The Epicor E10 platform will be the final application that the company shifts onto its private cloud.

While WD-40 is a US company based in San Diego, California, its EMEA region operates independently from the US business, and makes its own IT decisions. Its flagship WD-40 products sold across EMEA in various forms, are manufactured in the UK from a "secret formula", Breed told Computing.

"We call it a ‘secret formula' because only a few people know the formula and how to mix it. The actual formula is stored in a bank vault in San Diego," he said. The product is mixed at the company's manufacturing facility in Milton Keynes, then dispatched in tankers to Manchester where the canning has been outsourced, before sale across the UK and export across Europe.

The company has staff of around 230 people in the UK and in branch offices across Europe. In addition to the well-known WD-40 lubricant, the company also has a number of other products, developed in-house but with production largely outsourced.
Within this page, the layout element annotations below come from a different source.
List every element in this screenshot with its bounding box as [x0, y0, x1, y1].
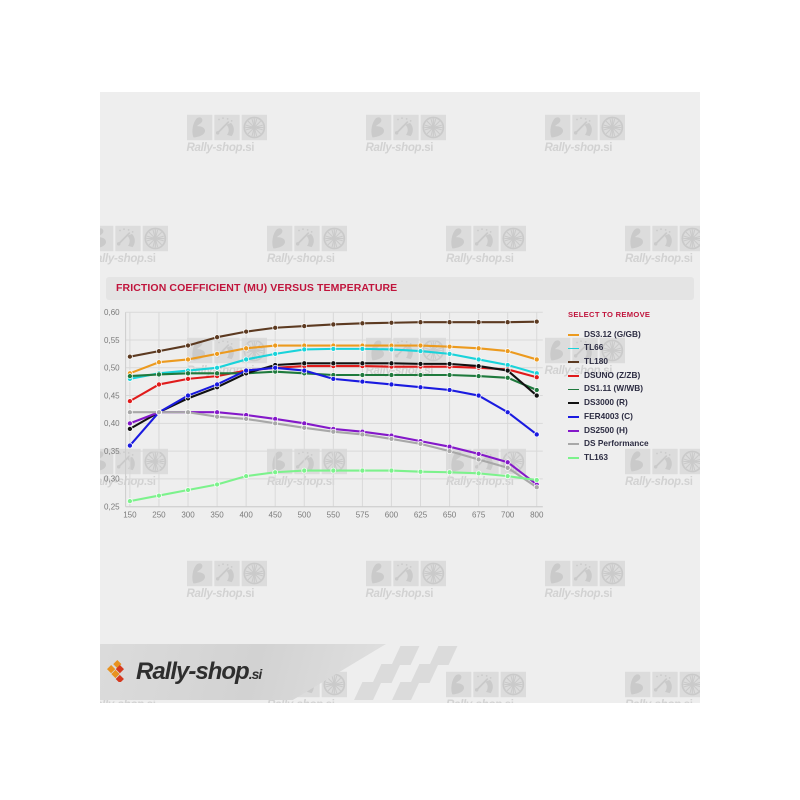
svg-text:0,55: 0,55 — [104, 336, 120, 345]
svg-text:400: 400 — [239, 511, 253, 520]
svg-text:0,35: 0,35 — [104, 447, 120, 456]
svg-text:575: 575 — [356, 511, 370, 520]
svg-text:600: 600 — [385, 511, 399, 520]
svg-text:0,45: 0,45 — [104, 391, 120, 400]
svg-text:625: 625 — [414, 511, 428, 520]
svg-text:650: 650 — [443, 511, 457, 520]
svg-text:675: 675 — [472, 511, 486, 520]
svg-text:800: 800 — [530, 511, 544, 520]
svg-text:300: 300 — [181, 511, 195, 520]
svg-text:0,50: 0,50 — [104, 364, 120, 373]
svg-text:0,30: 0,30 — [104, 475, 120, 484]
svg-text:500: 500 — [298, 511, 312, 520]
svg-text:0,60: 0,60 — [104, 308, 120, 317]
svg-text:350: 350 — [210, 511, 224, 520]
svg-text:0,25: 0,25 — [104, 503, 120, 512]
svg-text:150: 150 — [123, 511, 137, 520]
svg-text:250: 250 — [152, 511, 166, 520]
svg-text:450: 450 — [269, 511, 283, 520]
svg-text:0,40: 0,40 — [104, 419, 120, 428]
svg-text:700: 700 — [501, 511, 515, 520]
svg-text:550: 550 — [327, 511, 341, 520]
Nutanix was selected to provide the private cloud infrastructure and management following an analysis of the options by WD-40 systems administrator Jeff Longley.
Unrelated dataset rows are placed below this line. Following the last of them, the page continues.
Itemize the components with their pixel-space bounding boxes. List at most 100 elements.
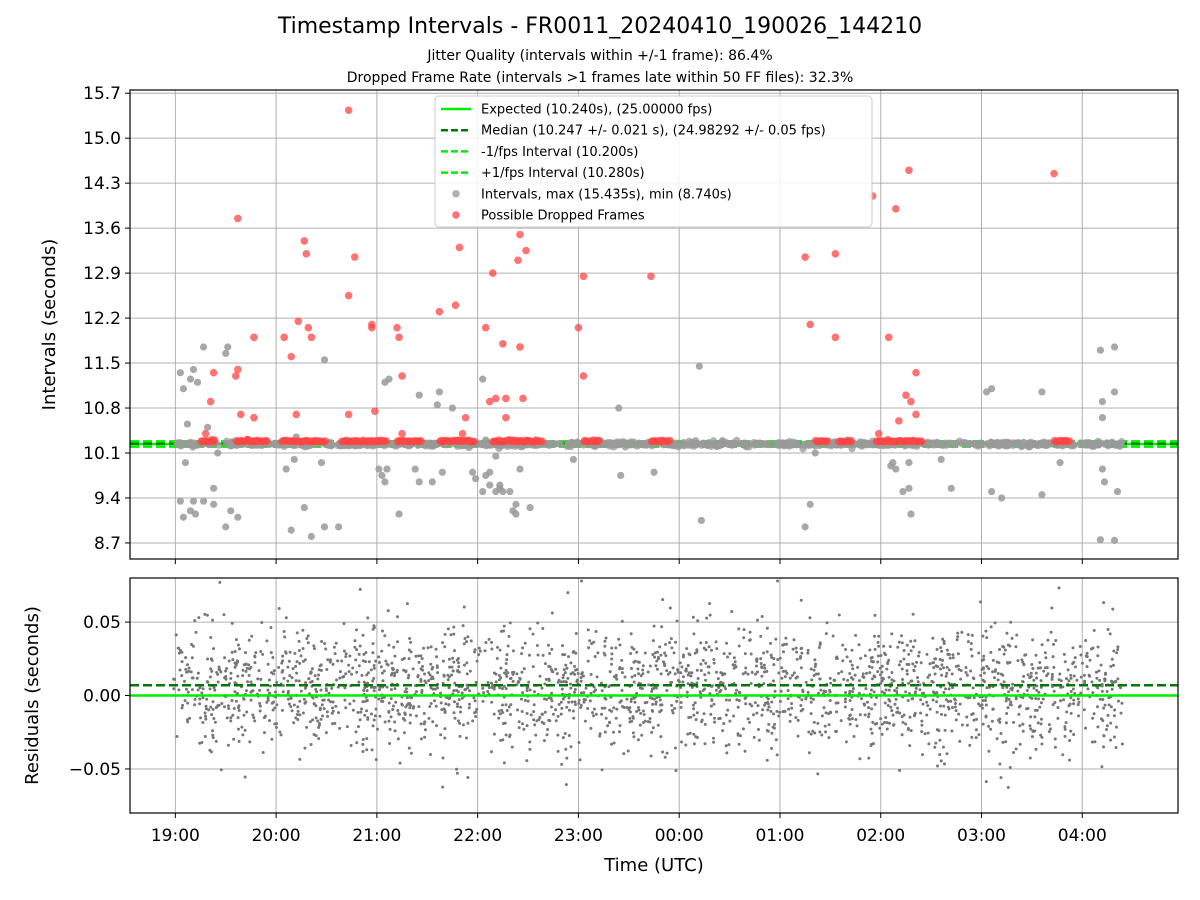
residual-point (1114, 745, 1118, 749)
residual-point (1006, 785, 1010, 789)
residual-point (198, 697, 202, 701)
interval-point (191, 510, 200, 518)
residual-point (357, 664, 361, 668)
residual-point (919, 698, 923, 702)
residual-point (1052, 665, 1056, 669)
residual-point (664, 654, 668, 658)
residual-point (955, 638, 959, 642)
residual-point (546, 643, 550, 647)
residual-point (269, 625, 273, 629)
dropped-frame-point (458, 429, 467, 438)
residual-point (1096, 725, 1100, 729)
residual-point (646, 670, 650, 674)
residual-point (334, 704, 338, 708)
residual-point (456, 657, 460, 661)
residual-point (940, 673, 944, 677)
residual-point (828, 698, 832, 702)
residual-point (979, 600, 983, 604)
residual-point (632, 735, 636, 739)
residual-point (883, 701, 887, 705)
residual-point (301, 659, 305, 663)
residual-point (845, 655, 849, 659)
residual-point (520, 697, 524, 701)
residual-point (823, 724, 827, 728)
residual-point (640, 733, 644, 737)
interval-point (987, 487, 996, 496)
residual-point (541, 653, 545, 657)
residual-point (385, 685, 389, 689)
dropped-frame-point (455, 243, 464, 252)
residual-point (909, 729, 913, 733)
residual-point (686, 663, 690, 667)
residual-point (925, 652, 929, 656)
residual-point (268, 719, 272, 723)
residual-point (960, 630, 964, 634)
residual-point (885, 727, 889, 731)
residual-point (877, 644, 881, 648)
residual-point (703, 687, 707, 691)
residual-point (294, 679, 298, 683)
residual-point (373, 714, 377, 718)
residual-point (509, 703, 513, 707)
residual-point (598, 732, 602, 736)
interval-point (929, 439, 937, 447)
residual-point (452, 632, 456, 636)
residual-point (1085, 655, 1089, 659)
residual-point (1069, 696, 1073, 700)
legend-entry-label: Median (10.247 +/- 0.021 s), (24.98292 +… (481, 124, 826, 139)
residual-point (701, 658, 705, 662)
residual-point (651, 726, 655, 730)
residual-point (873, 634, 877, 638)
residual-point (231, 713, 235, 717)
residual-point (286, 697, 290, 701)
residual-point (880, 676, 884, 680)
residual-point (901, 720, 905, 724)
residual-point (1032, 686, 1036, 690)
residual-point (699, 662, 703, 666)
dropped-frame-rate-subtitle: Dropped Frame Rate (intervals >1 frames … (346, 70, 854, 86)
residual-point (647, 683, 651, 687)
residual-point (780, 676, 784, 680)
residual-point (695, 735, 699, 739)
residual-point (867, 664, 871, 668)
residual-point (588, 699, 592, 703)
residual-point (281, 683, 285, 687)
residual-point (898, 769, 902, 773)
residual-point (355, 648, 359, 652)
interval-point (189, 497, 198, 505)
residual-point (525, 689, 529, 693)
residual-point (224, 669, 228, 673)
residual-point (628, 710, 632, 714)
residual-point (996, 718, 1000, 722)
residual-point (383, 634, 387, 638)
residual-point (984, 703, 988, 707)
residual-point (381, 679, 385, 683)
residual-point (1072, 732, 1076, 736)
interval-point (937, 455, 945, 464)
residual-point (654, 664, 658, 668)
residual-point (908, 715, 912, 719)
residual-point (863, 713, 867, 717)
residual-point (562, 673, 566, 677)
residual-point (441, 659, 445, 663)
dropped-frame-point (538, 437, 547, 446)
residual-point (1021, 696, 1025, 700)
residual-point (709, 648, 713, 652)
residual-point (1098, 697, 1102, 701)
residual-point (317, 668, 321, 672)
residual-point (759, 662, 763, 666)
y-tick-label: 11.5 (83, 354, 121, 374)
residual-point (361, 742, 365, 746)
residual-point (229, 716, 233, 720)
interval-point (803, 441, 812, 449)
residual-point (941, 637, 945, 641)
residual-point (509, 713, 513, 717)
residual-point (669, 637, 673, 641)
residual-point (266, 698, 270, 702)
residual-point (1018, 742, 1022, 746)
residual-point (374, 659, 378, 663)
interval-point (680, 442, 688, 450)
residual-point (849, 659, 853, 663)
residual-point (1049, 630, 1053, 634)
residual-point (391, 704, 395, 708)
These alternatives included Simplivity. However, as a traditional Microsoft house (more or less), according to Breed, it had always used Hyper-V and Simplivity only recently adopted support for Hyper-V. Another alternative considered - and rejected - was simply to update the Dell servers and to consolidate the software accordingly.

The solution encompassed Nutanix Enterprise Cloud, together with NX-300 Series clusters running Microsoft Hyper-V for virtualisation, and the Nutanix Prism management console. "The idea is that the Prism console provides visibility into everything," Breed told Computing.

WD-40's Nutanix Enterprise Cloud system now hosts 52 virtual workloads, including the company's Microsoft Exchange, SharePoint and SQL Server database servers. All together, they occupy just over half of the Nutanix cluster's 30 terabyte capacity.

The ultimate aim when the project is completed, said Breed, is that the company will keep its production server in its Milton Keynes headquarters and another for replication and disaster recovery running at its co-location facility in London. Sites across Europe, meanwhile, only run their own file-and-print servers, which are replicated back to Milton Keynes.

A next step, perhaps, might be to examine more closely the IT rationale and economics of keeping the system on-premise, he added.

"The key benefits for us has been centralisation of our key IT applications. Before we had multiple Hyper-V servers, multiple different areas to manage. This has brought management down to one central ‘pane of glass'. In terms of power savings, it's generated a 41 per cent reduction in our power and cooling requirements," said Breed.

"It's significantly reduced our data centre rack footprint. Fewer servers means less cooling, and less cooling means less money spent on air conditioners and the power to run them," said Breed.

Systems administration has also been simplified as a result, he added.